EL PASO, Texas (KTSM) — A new study found that 22 percent of Americans are hesitant about taking the COVID-19 vaccine and predicts that sociodemographic groups are less likely to get the vaccination.
Dr. Jagdish Khubchandani, Public Health professor at New Mexico State University and author of the study, said there are several interesting findings in the research.
“This is a new breed of people refusing the vaccine, this is not the traditional anti-vaxxers,” said Khubchandani, explaining “maybe they are [skeptical] about the speed of development and that it was produced under political pressure.”
He said one of the biggest setbacks in fighting the pandemic was the politicization of the pandemic.
The population identifying with Republican political affiliation is less likely to take the vaccine, according to the study.
Khubchandani explained that the political division is drawing back the progress in fighting the pandemic which, he said, should be a collective goal.
“We are in this together,” he said, adding how each individual is responsible for protecting themselves and, reciprocally, others by taking all precautions possible, including the vaccine.

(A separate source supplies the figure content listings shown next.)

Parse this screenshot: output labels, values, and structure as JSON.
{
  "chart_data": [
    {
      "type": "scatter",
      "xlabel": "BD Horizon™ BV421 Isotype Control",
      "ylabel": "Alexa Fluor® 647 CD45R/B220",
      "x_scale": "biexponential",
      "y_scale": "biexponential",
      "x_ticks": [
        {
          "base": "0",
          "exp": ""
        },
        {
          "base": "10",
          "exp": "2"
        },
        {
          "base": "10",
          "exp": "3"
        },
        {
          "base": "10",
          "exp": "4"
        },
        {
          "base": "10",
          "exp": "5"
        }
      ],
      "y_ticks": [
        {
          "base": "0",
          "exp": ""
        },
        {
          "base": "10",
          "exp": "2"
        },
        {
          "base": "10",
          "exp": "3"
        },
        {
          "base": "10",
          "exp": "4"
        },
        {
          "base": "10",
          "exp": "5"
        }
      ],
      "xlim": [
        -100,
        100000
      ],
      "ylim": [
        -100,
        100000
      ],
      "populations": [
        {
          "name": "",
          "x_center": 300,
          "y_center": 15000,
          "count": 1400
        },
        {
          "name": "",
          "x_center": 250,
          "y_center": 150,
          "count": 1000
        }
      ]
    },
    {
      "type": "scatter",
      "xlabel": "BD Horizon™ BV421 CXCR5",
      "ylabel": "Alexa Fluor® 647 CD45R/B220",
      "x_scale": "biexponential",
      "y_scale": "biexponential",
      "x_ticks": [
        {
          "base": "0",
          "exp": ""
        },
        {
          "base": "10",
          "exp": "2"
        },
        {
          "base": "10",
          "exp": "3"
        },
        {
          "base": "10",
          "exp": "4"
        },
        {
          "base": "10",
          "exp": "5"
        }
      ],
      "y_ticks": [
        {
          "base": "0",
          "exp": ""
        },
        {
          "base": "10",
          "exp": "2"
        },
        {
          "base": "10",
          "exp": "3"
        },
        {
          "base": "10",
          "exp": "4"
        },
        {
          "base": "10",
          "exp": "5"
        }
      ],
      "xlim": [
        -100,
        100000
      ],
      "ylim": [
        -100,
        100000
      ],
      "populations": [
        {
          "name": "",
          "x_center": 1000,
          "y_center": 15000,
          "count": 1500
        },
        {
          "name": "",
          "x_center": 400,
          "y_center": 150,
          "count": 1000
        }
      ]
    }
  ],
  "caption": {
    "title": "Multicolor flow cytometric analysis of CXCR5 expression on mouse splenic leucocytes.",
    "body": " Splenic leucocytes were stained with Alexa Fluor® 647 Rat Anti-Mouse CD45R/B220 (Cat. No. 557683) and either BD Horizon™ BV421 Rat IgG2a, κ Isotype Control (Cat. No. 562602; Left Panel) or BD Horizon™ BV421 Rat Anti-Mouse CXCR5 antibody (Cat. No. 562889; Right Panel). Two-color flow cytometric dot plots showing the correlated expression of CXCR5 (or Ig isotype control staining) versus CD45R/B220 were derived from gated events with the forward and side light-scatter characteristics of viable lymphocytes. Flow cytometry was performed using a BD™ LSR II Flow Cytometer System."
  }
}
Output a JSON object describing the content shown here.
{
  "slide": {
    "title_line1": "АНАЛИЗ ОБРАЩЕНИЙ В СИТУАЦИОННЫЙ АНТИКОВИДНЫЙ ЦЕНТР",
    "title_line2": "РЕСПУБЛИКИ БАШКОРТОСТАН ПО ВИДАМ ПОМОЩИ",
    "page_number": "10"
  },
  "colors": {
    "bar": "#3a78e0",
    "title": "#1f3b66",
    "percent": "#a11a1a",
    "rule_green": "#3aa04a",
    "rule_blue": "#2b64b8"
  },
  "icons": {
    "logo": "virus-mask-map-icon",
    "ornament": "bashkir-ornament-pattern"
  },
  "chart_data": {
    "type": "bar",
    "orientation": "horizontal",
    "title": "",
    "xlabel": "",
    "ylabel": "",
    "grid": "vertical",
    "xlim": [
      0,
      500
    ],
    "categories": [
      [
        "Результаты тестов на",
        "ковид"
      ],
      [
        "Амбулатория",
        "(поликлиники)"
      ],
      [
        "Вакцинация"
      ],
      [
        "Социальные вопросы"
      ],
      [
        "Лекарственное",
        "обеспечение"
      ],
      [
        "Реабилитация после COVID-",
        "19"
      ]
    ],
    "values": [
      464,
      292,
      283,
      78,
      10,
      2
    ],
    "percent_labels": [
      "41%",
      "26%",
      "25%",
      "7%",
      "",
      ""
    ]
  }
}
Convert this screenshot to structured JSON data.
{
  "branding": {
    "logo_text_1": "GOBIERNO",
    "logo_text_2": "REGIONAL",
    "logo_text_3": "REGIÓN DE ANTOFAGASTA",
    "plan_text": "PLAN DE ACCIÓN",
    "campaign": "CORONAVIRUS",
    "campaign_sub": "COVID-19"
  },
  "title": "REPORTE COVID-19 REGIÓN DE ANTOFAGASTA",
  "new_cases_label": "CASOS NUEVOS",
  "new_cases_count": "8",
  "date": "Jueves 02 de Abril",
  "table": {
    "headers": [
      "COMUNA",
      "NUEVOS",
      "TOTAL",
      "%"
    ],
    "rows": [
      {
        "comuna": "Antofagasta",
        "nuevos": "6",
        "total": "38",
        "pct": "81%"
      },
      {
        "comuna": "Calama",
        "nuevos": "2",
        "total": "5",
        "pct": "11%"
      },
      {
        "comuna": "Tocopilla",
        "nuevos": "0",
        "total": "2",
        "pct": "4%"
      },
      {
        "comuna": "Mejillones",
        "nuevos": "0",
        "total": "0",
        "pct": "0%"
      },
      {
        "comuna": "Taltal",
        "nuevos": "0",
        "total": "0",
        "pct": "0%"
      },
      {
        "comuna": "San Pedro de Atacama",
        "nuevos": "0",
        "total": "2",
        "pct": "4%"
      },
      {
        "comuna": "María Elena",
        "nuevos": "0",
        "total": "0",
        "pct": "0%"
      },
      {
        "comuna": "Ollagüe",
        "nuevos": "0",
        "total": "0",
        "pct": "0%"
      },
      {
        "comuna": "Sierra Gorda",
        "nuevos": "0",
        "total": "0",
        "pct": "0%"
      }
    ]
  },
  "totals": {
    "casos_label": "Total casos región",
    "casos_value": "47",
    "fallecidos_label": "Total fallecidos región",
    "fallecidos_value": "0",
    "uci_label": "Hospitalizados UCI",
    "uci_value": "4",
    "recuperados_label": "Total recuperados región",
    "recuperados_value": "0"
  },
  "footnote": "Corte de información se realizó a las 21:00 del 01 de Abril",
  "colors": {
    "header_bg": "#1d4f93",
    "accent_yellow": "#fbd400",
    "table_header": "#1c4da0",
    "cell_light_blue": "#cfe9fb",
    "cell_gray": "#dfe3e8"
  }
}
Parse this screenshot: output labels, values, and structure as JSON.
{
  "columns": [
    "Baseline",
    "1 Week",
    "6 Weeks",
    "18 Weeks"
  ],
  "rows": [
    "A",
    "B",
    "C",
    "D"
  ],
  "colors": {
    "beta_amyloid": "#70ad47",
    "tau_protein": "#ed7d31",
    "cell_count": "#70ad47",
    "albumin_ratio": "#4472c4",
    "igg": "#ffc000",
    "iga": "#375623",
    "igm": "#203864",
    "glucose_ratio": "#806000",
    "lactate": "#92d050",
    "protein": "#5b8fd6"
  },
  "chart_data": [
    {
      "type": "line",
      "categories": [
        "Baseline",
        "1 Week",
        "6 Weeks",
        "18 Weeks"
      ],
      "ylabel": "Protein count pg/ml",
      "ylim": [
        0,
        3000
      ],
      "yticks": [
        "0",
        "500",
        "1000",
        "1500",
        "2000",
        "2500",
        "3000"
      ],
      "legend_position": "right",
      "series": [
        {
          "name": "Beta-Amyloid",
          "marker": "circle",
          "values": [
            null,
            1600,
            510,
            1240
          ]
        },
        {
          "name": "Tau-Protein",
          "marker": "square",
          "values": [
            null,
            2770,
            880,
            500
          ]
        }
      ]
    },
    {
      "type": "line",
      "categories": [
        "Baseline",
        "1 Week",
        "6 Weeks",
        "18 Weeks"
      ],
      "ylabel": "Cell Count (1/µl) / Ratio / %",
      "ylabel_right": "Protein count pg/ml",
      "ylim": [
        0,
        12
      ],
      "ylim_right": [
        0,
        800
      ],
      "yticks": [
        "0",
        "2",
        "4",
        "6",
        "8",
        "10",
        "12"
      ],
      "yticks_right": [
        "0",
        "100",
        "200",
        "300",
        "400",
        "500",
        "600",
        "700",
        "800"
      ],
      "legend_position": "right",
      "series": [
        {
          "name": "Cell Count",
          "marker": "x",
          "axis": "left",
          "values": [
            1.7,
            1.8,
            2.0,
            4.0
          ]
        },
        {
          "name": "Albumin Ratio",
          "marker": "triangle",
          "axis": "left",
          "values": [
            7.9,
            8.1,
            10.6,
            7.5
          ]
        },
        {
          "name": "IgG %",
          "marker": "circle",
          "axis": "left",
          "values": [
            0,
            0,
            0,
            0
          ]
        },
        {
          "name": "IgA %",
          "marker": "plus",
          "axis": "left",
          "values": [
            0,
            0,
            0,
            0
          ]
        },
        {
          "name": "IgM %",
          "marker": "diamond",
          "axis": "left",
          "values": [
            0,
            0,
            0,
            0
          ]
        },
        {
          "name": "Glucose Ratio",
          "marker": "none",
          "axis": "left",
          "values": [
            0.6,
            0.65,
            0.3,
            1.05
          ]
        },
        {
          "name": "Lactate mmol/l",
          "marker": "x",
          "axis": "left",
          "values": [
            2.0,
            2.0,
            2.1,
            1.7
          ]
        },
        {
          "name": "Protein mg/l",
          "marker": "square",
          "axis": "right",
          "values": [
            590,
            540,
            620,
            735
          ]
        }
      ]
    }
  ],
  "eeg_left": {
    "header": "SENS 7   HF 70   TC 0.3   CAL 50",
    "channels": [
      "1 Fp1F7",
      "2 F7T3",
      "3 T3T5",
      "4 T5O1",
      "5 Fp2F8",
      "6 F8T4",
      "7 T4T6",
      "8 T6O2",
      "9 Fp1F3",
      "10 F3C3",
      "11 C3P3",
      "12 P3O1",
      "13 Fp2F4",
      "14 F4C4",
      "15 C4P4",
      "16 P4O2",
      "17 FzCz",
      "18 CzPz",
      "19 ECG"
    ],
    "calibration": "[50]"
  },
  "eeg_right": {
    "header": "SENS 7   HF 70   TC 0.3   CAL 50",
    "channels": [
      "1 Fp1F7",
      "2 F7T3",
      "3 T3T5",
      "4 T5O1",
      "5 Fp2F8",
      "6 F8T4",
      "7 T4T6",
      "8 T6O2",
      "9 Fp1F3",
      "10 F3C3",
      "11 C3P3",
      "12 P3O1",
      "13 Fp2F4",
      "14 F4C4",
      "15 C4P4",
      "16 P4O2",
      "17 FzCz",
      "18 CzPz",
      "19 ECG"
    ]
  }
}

He said he understands the skepticism coming from the population unwilling to take the vaccine and puts the root of the issue on communication.
“It’s a natural instinct of reaction of being scared,” he said, but to overcome the fear, he said more transparency and straight-forward communication about the effects of the vaccine should be implemented.
The study also suggests that ethnic minorities were more likely to be hesitant in taking the vaccine: 34 percent of the African-American population and 29 percent of Hispanics stated they would not get vaccinated against COVID-19.
Khubchandani said this skepticism is rooted in a history of minorities being mistreated or exploited within the health care system.
Another interesting finding of the research is that Caucasian women with children are most likely to be vaccine-hesitant.
“You have to look a the family structure. Women are more concerned about their family, they have children to take care of. They might be thinking, ‘if I die, who will take care of my family and my child?'” said Khubchandani.
The most likely to accept the vaccine are unemployed and those who lost their job, the study suggests.
“It was also found in another study in Israel that those who lost a job in Israel are most likely to accept the vaccine because maybe that’s the only hope they have to get back to work,” said Khubchandani.
According to the CDC, vaccination is one of the greatest public health achievements in the 20th century, which is why he finds it strange that, in the past several years, vaccine hesitancy has become one of the greatest public health threats, per the World Health Organization.
“Our vaccine rollout has been a disaster,” Khubchandani said, adding that could be one of the reasons why distrust is an issue.
He explained that the scientific and commercial side of the vaccine production has been very successful, but the social part needs to be improved.
“[We have to] change the way we do our communications and coordination,” he said, adding how this study provides information on which groups need to be targeted for better information distribution.
He said that in order to get the pandemic under control, we need at least more than 75 percent of the population to get vaccinated.